DXPR Builder 2.8 Adds AI Page Creation and Editing Tools to Drupal
DXPR Builder 2.8 introduces AI-powered page building for Drupal, enabling users to generate and edit complete webpages with natural language prompts. The release, shared by Jurriaan Roelofs, builds on ideas he outlined in a 2023 interview with The DropTimes about enabling non-technical users to create webpages by describing what they want.
According to the announcement, the new version allows full-page generation from a single prompt, producing structured layouts with sections, columns, and reusable components aligned with the active Drupal theme. Users can also build pages incrementally, refining individual sections while retaining control over layout and structure.
The release introduces AI-assisted editing across the interface. Users can rewrite entire pages or selected sections without altering layout structure, generate and modify images within the editor, and produce long-form content with headings and structured sections.
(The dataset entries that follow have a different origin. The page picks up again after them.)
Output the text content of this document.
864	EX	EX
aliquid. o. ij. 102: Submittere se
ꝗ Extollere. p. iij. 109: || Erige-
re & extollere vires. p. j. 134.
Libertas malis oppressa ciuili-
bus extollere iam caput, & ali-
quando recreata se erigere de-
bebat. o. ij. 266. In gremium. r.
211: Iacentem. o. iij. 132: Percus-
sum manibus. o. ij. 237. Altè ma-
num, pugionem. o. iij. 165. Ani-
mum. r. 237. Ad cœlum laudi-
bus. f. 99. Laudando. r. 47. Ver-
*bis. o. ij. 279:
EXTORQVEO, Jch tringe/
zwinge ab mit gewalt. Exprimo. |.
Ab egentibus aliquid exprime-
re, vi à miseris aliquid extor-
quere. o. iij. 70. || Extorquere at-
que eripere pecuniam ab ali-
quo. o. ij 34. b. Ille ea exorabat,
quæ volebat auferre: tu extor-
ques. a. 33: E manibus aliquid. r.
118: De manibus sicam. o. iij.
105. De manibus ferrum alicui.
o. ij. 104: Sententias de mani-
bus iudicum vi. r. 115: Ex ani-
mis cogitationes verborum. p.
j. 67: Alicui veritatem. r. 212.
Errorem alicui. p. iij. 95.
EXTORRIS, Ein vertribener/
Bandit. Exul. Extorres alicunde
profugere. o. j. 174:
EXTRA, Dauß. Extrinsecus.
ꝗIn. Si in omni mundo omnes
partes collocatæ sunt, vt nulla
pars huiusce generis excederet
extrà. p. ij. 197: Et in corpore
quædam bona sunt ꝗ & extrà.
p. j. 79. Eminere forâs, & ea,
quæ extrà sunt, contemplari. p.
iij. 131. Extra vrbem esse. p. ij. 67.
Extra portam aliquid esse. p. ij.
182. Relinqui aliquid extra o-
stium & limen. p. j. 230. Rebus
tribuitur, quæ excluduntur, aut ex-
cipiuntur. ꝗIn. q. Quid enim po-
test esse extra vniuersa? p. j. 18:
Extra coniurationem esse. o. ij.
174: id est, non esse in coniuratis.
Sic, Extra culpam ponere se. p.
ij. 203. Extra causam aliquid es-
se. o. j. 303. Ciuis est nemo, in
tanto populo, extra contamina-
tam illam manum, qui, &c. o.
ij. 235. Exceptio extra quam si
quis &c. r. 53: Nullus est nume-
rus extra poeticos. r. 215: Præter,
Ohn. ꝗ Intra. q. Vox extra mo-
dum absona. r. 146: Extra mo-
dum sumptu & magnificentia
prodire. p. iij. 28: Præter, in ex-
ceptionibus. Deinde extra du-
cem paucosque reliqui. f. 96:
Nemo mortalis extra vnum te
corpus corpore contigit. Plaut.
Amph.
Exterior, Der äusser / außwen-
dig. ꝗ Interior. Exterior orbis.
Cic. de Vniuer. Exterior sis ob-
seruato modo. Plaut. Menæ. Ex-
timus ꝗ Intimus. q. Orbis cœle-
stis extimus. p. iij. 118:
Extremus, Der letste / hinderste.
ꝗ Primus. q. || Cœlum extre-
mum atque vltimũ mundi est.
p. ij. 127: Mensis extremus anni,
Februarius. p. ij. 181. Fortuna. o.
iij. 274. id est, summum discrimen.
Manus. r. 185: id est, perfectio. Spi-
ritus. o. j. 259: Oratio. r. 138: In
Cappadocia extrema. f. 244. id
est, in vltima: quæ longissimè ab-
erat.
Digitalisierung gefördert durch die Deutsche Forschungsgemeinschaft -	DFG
A tone-of-voice setting allows a consistent writing style across generated outputs.
One feature highlighted in demonstrations is competitor page reconstruction, in which users enter a URL and generate a structurally similar layout using native DXPR Builder components. The system recreates layouts using placeholder or generated assets rather than copying source code, allowing teams to adapt designs within Drupal workflows.
The announcement also states that DXPR Builder integrates with multiple AI providers, including OpenAI, Google, Anthropic, xAI, and Mistral, and can switch between them if one becomes unavailable. AI usage is managed through a credit-based system with monthly allocations and optional paid extensions.
Layouts continue to be stored as standard Bootstrap HTML, maintaining compatibility with Drupal’s architecture and avoiding vendor lock-in. Installation is handled through Composer using composer require 'drupal/dxpr_builder:^2.8', allowing integration into existing Drupal projects.
The release reflects a shift toward embedding AI directly within Drupal’s content authoring workflows, where users describe intent and refine outputs iteratively rather than assembling pages manually.
This direction aligns with broader work across the Drupal ecosystem, including initiatives such as Drupal Canvas and the proposed Context Control Center, which aim to bring structured guidance, content context, and AI-assisted workflows into core authoring experiences. While DXPR Builder implements these ideas within a contributed page builder, ongoing work in Drupal core and related initiatives suggests a parallel effort to define how AI integrates with structured content, editorial control, and reusable design systems.